A l’issue de la période de formation, les diplômés bénéficient d’un accompagnement vers l’emploi par le pôle hôtellerie-restauration du groupe ADECCO et d’un large réseau de restaurateurs et de boulangers. Ils peuvent travailler dans différents domaines : restaurants gastronomiques, bistrots, traiteurs, collectivités, etc. « Sur les 500 stagiaires formés, 94% ont trouvé un emploi dans les deux mois, indique Véronique Carrion. Les 6% restants sont essentiellement ceux dont on a du mal à avoir des nouvelles et d’éventuelles récidives chez les anciens détenus. Nous avons très peu d’abandons. Nous avons eu quelques cas d’exclusion à gérer lorsque l’on estimait que la personne n’était pas assez engagée, ou en raison de problèmes de comportement ou d’absentéisme ».

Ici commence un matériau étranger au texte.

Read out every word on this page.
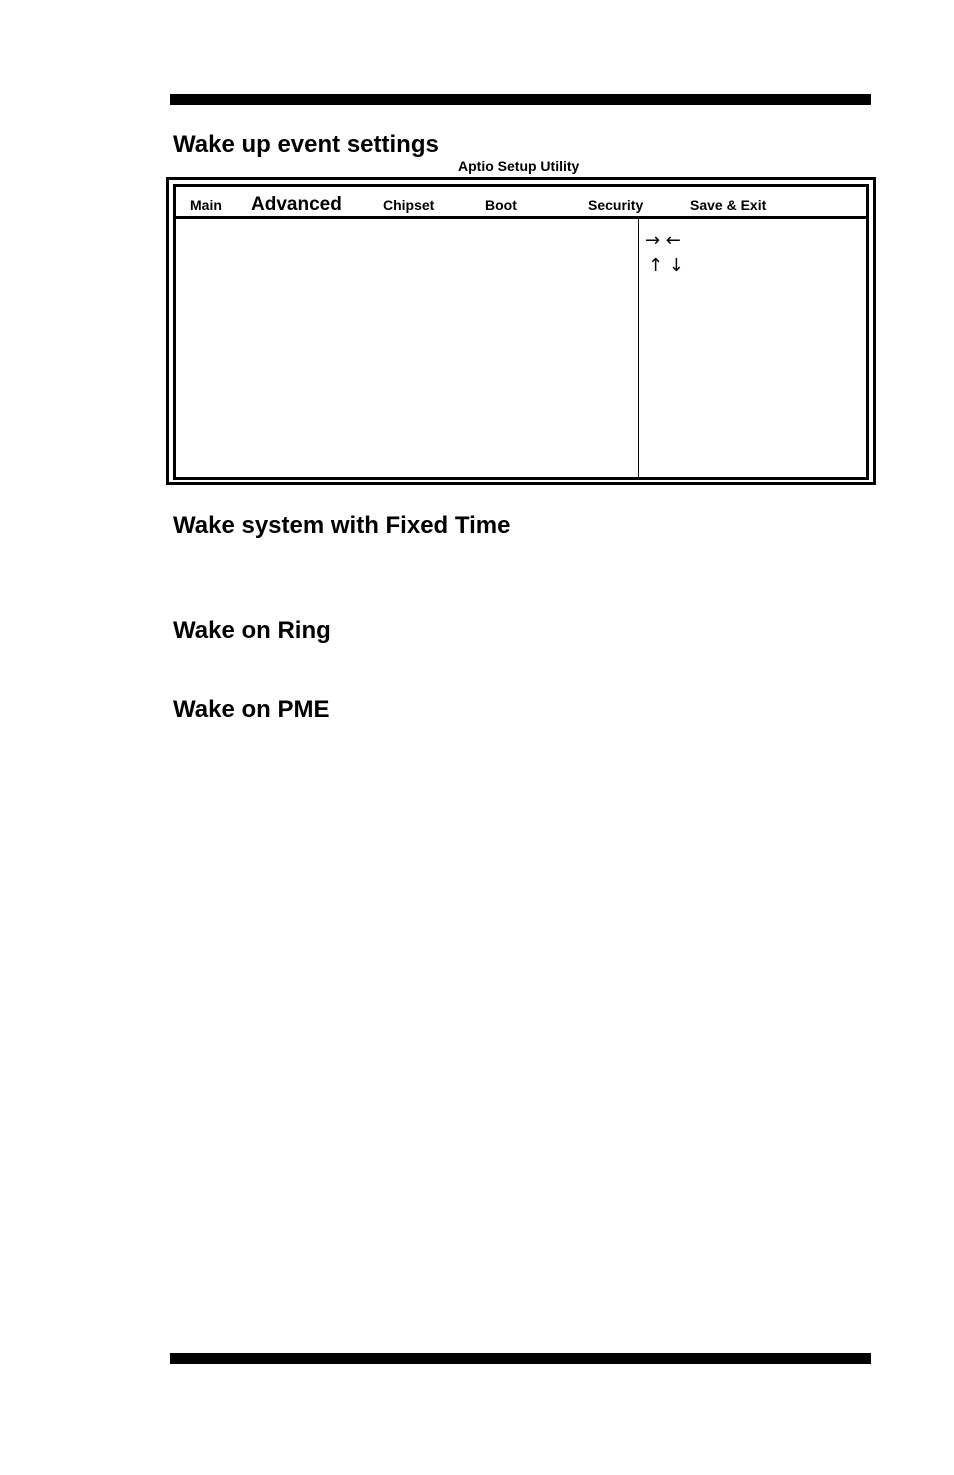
Wake up event settings
Aptio Setup Utility
Main Advanced	Chipset	Boot	Security	Save & Exit
→ ←
↑ ↓
Wake system with Fixed Time
Wake on Ring
Wake on PME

Pour rappel, la restauration et la boulangerie sont des secteurs sous pression et structurellement créateurs d’emplois : on estime à 50 000 le nombre d’offres non pourvues en restauration et à 20 000 en boulangerie.

200 candidatures par session

En moyenne, Cuisine mode d’emploi reçoit entre 150 et 200 candidatures par session, 50 personnes sont convoquées en entretien et une dizaine sont finalement retenues. « Au départ, nous proposions seulement quelques sessions de cuisine par an, mais très vite nous avons été surpris par le succès rencontré. Nous avons alors décidé de déménager en septembre 2013, toujours dans le 20ème arrondissement, mais dans des locaux plus spacieux pour pouvoir proposer davantage de sessions cuisine, puis nous avons ouvert une session boulangerie, et enfin une formation de service en salle, option sommellerie ». Actuellement, à Paris, il y a 4 sessions en parallèle, soit entre 35 et 40 stagiaires, avec 5 rotations par an. La labellisation obtenue dans le cadre de l’appel à projets national « La France s’engage » en 2014 a donné un beau coup de projecteur à cette initiative.

Ensuite, Thierry Marx a décidé d’essaimer le concept en province, lorsqu’il sentait qu’il y avait des débouchés et une vraie volonté des élus et des professionnels. Une antenne a ainsi été créée à Villeneuve-Loubet (près de Nice) en janvier 2016 et une autre à Besançon, inaugurée en avril 2016 sur l’ancien site de Lip. Marseille devrait voir son école ouvrir en novembre. Pour l’Euro 2016, des sessions éphémères avaient été lancées dans les dix villes hôtes. « D’ici 2 à 3 ans, nous espérons avoir plus de 10 écoles opérationnelles, 3 ou 4 supplémentaires en Ile-de-France et d’autres en province (Dijon, Toulouse, Lyon, …) » indique Véronique Carrion.